The Final Regulations will make it easier for employers to enforce their workplace rules. First, employees have to follow their employer’s call-in policies when they are planning to miss work “absent unusual circumstances.” As the law now stands, employees have up to two days after an absence to notify the employer that their time off was needed for FMLA-qualifying reasons. The Final Regulations establish that employers can decline to treat absences as FMLA leave if the employee fails to properly notify the company of his or her need for leave under the employer’s guidelines. Employers may award perfect attendance type bonuses to employees and not provide such bonuses to individuals who have taken FMLA leave, provided the employer does not provide the bonuses to individuals who take other forms of unpaid leave. Employers may provide such bonuses to individuals who take paid vacation without being obligated to provide bonuses to individuals who take unpaid FMLA leave, because those leaves are not similar. Finally, an employee who elects to take any type of paid leave concurrently with his or her FMLA leave must follow the same terms and conditions of the leave policy as apply in all other circumstances, though the employer may waive any procedural requirements.
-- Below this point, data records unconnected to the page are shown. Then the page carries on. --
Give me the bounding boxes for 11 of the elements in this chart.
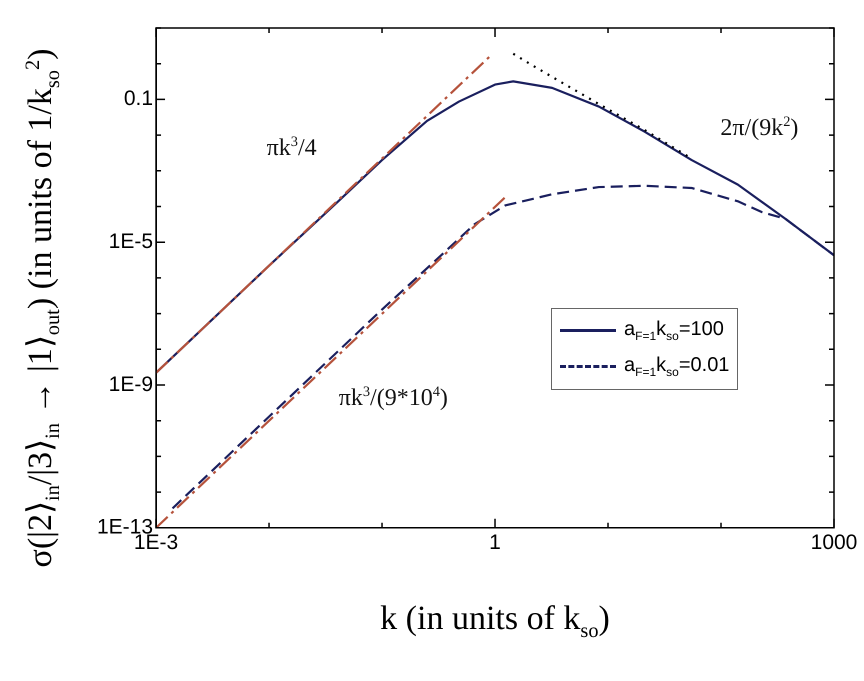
- legend-label: a$_{F=1}$k$_{so}$=100: [624, 318, 724, 344]
- annotation: πk$^{3}$/4: [266, 134, 317, 162]
- x-axis-title: k (in units of k$_{so}$): [380, 600, 610, 643]
- annotation: 2π/(9k$^{2}$): [720, 114, 798, 142]
- x-tick-label: 1: [489, 531, 501, 554]
- y-tick-label: 0.1: [124, 87, 154, 110]
- x-tick-label: 1000: [810, 531, 858, 554]
- annotation: πk$^{3}$/(9*10$^{4}$): [338, 384, 448, 412]
- y-tick-label: 1E-9: [108, 372, 154, 396]
- legend-label: a$_{F=1}$k$_{so}$=0.01: [624, 354, 730, 380]
- y-tick-label: 1E-5: [108, 230, 154, 253]
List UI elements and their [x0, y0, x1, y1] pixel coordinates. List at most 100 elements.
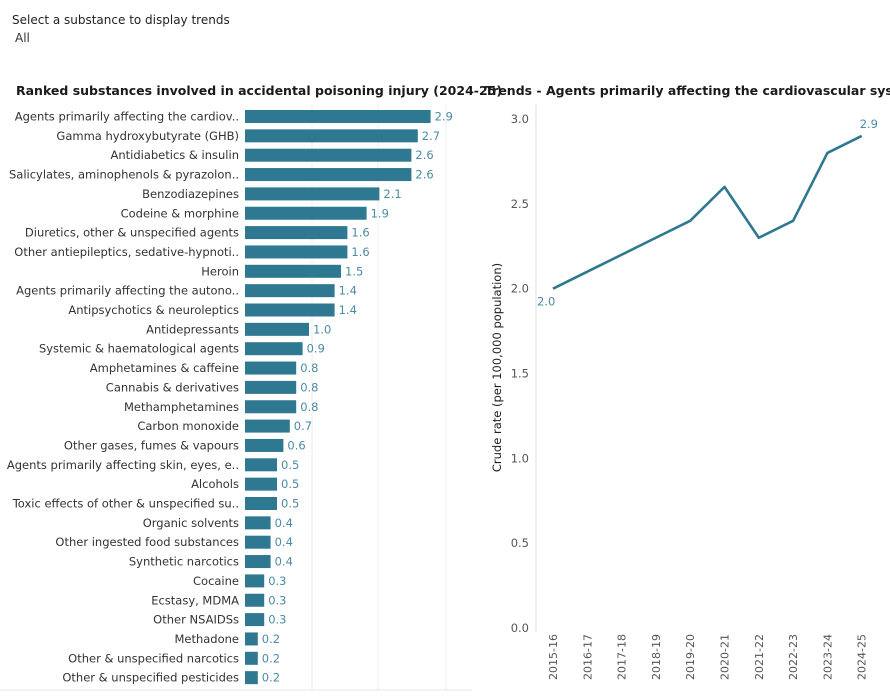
- bar[interactable]: [245, 129, 418, 143]
- bar[interactable]: [245, 380, 297, 394]
- bar[interactable]: [245, 535, 271, 549]
- bar[interactable]: [245, 245, 348, 259]
- bar[interactable]: [245, 516, 271, 530]
- bar-category-label: Other gases, fumes & vapours: [64, 438, 239, 452]
- bar-value-label: 1.4: [339, 284, 357, 298]
- bar-value-label: 0.4: [275, 516, 293, 530]
- bar-value-label: 2.6: [415, 148, 433, 162]
- bar-category-label: Codeine & morphine: [121, 206, 239, 220]
- trend-line[interactable]: [552, 134, 863, 290]
- ranked-substances-bar-chart: Agents primarily affecting the cardiov..…: [0, 104, 472, 691]
- bar-category-label: Other ingested food substances: [55, 535, 239, 549]
- bar-category-label: Diuretics, other & unspecified agents: [25, 226, 239, 240]
- x-tick-label: 2022-23: [787, 634, 800, 680]
- bar-category-label: Agents primarily affecting skin, eyes, e…: [7, 458, 239, 472]
- x-tick-label: 2017-18: [616, 634, 629, 680]
- x-tick-label: 2024-25: [856, 634, 869, 680]
- bar-value-label: 0.2: [262, 671, 280, 685]
- y-tick-label: 1.0: [511, 451, 529, 465]
- bar-category-label: Cannabis & derivatives: [106, 380, 239, 394]
- bar[interactable]: [245, 574, 265, 588]
- point-value-label: 2.0: [537, 295, 555, 309]
- bar[interactable]: [245, 651, 258, 665]
- bar-category-label: Methadone: [174, 632, 239, 646]
- bar[interactable]: [245, 497, 277, 510]
- x-tick-label: 2020-21: [719, 634, 732, 680]
- bar-value-label: 0.3: [268, 593, 286, 607]
- bar-category-label: Agents primarily affecting the cardiov..: [15, 110, 239, 124]
- y-tick-label: 2.0: [511, 282, 529, 296]
- bar[interactable]: [245, 671, 258, 685]
- substance-filter-value[interactable]: All: [15, 31, 30, 45]
- bar[interactable]: [245, 400, 297, 414]
- bar-category-label: Agents primarily affecting the autono..: [16, 284, 239, 298]
- bar-category-label: Amphetamines & caffeine: [90, 361, 239, 375]
- bar[interactable]: [245, 593, 265, 607]
- x-tick-label: 2018-19: [650, 634, 663, 680]
- bar-value-label: 2.7: [422, 129, 440, 143]
- bar[interactable]: [245, 110, 431, 123]
- bar-value-label: 0.3: [268, 574, 286, 588]
- bar[interactable]: [245, 264, 341, 278]
- bar[interactable]: [245, 322, 309, 336]
- bar[interactable]: [245, 632, 258, 646]
- bar[interactable]: [245, 206, 367, 220]
- x-tick-label: 2023-24: [821, 634, 834, 680]
- bar-category-label: Salicylates, aminophenols & pyrazolon..: [9, 168, 239, 182]
- substance-filter-label: Select a substance to display trends: [12, 13, 230, 27]
- bar-category-label: Alcohols: [191, 477, 239, 491]
- bar-value-label: 1.6: [351, 245, 369, 259]
- bar-category-label: Toxic effects of other & unspecified su.…: [12, 497, 239, 511]
- bar-category-label: Antipsychotics & neuroleptics: [68, 303, 239, 317]
- bar[interactable]: [245, 613, 265, 627]
- bar-value-label: 0.4: [275, 555, 293, 569]
- bar-category-label: Heroin: [201, 264, 239, 278]
- bar-category-label: Other NSAIDSs: [153, 613, 239, 627]
- bar-value-label: 0.2: [262, 632, 280, 646]
- bar-value-label: 0.9: [307, 342, 325, 356]
- bar[interactable]: [245, 361, 297, 375]
- x-tick-label: 2015-16: [547, 634, 560, 680]
- bar[interactable]: [245, 342, 303, 356]
- bar[interactable]: [245, 168, 412, 182]
- bar-value-label: 0.8: [300, 380, 318, 394]
- x-tick-label: 2021-22: [753, 634, 766, 680]
- bar-value-label: 0.5: [281, 477, 299, 491]
- bar[interactable]: [245, 187, 380, 201]
- bar-category-label: Other & unspecified narcotics: [68, 651, 239, 665]
- bar[interactable]: [245, 458, 277, 472]
- bar-value-label: 2.9: [435, 110, 453, 124]
- bar-value-label: 1.9: [371, 206, 389, 220]
- bar-category-label: Carbon monoxide: [137, 419, 239, 433]
- bar-category-label: Antidepressants: [146, 322, 239, 336]
- bar-value-label: 1.6: [351, 226, 369, 240]
- bar-value-label: 1.4: [339, 303, 357, 317]
- bar-category-label: Other antiepileptics, sedative-hypnoti..: [14, 245, 239, 259]
- line-chart-title: Trends - Agents primarily affecting the …: [485, 83, 890, 98]
- bar[interactable]: [245, 284, 335, 298]
- x-tick-label: 2019-20: [684, 634, 697, 680]
- bar-category-label: Cocaine: [193, 574, 239, 588]
- bar-value-label: 0.5: [281, 497, 299, 511]
- bar[interactable]: [245, 148, 412, 162]
- bar-value-label: 1.0: [313, 322, 331, 336]
- bar-value-label: 1.5: [345, 264, 363, 278]
- bar-value-label: 0.7: [294, 419, 312, 433]
- bar-category-label: Methamphetamines: [124, 400, 239, 414]
- bar-value-label: 0.2: [262, 651, 280, 665]
- bar-category-label: Organic solvents: [143, 516, 239, 530]
- bar-value-label: 2.1: [383, 187, 401, 201]
- bar[interactable]: [245, 555, 271, 569]
- bar-category-label: Benzodiazepines: [142, 187, 239, 201]
- bar-chart-title: Ranked substances involved in accidental…: [16, 83, 503, 98]
- y-tick-label: 2.5: [511, 197, 529, 211]
- bar[interactable]: [245, 419, 290, 433]
- bar[interactable]: [245, 303, 335, 317]
- point-value-label: 2.9: [860, 117, 878, 131]
- bar-value-label: 0.8: [300, 400, 318, 414]
- bar-value-label: 0.6: [287, 438, 305, 452]
- bar-category-label: Antidiabetics & insulin: [110, 148, 239, 162]
- bar[interactable]: [245, 438, 284, 452]
- bar[interactable]: [245, 226, 348, 240]
- bar[interactable]: [245, 477, 277, 491]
Employers remain obligated to notify all employees of their rights under the FMLA, both by postings and by providing a notice of FMLA rights in a handbook or similar written materials or providing a general notice to new employees upon hire. (These notice requirements do not need to be updated each year in a change from the proposed regulations.) Where an employer denies an employee FMLA leave because the employee is not eligible, the employer need only provide one reason why the employee is not eligible (the proposed regulations had implied that the employer would be obligated to provide all possible reasons).
Releases and Waivers
Finally, the Final Regulations clarify the Department of Labor’s stance that employees may waive FMLA claims based on past employer conduct whether such claims are filed or not filed, known or unknown by the employee on the date the release is signed. This clarification addresses an issue that created a split in the federal courts over whether waivers of FMLA claims based on past employer actions required court approval. Waivers of claims based on employer conduct that had not occurred prior to the waiver’s signing remain impermissible.
The upshot for employers is that while these regulations have been two years in the making, implementation must be quick because the regulations become effective January 16, 2009. That gives employers very little time to train staff on these changes and prepare the necessary new notices.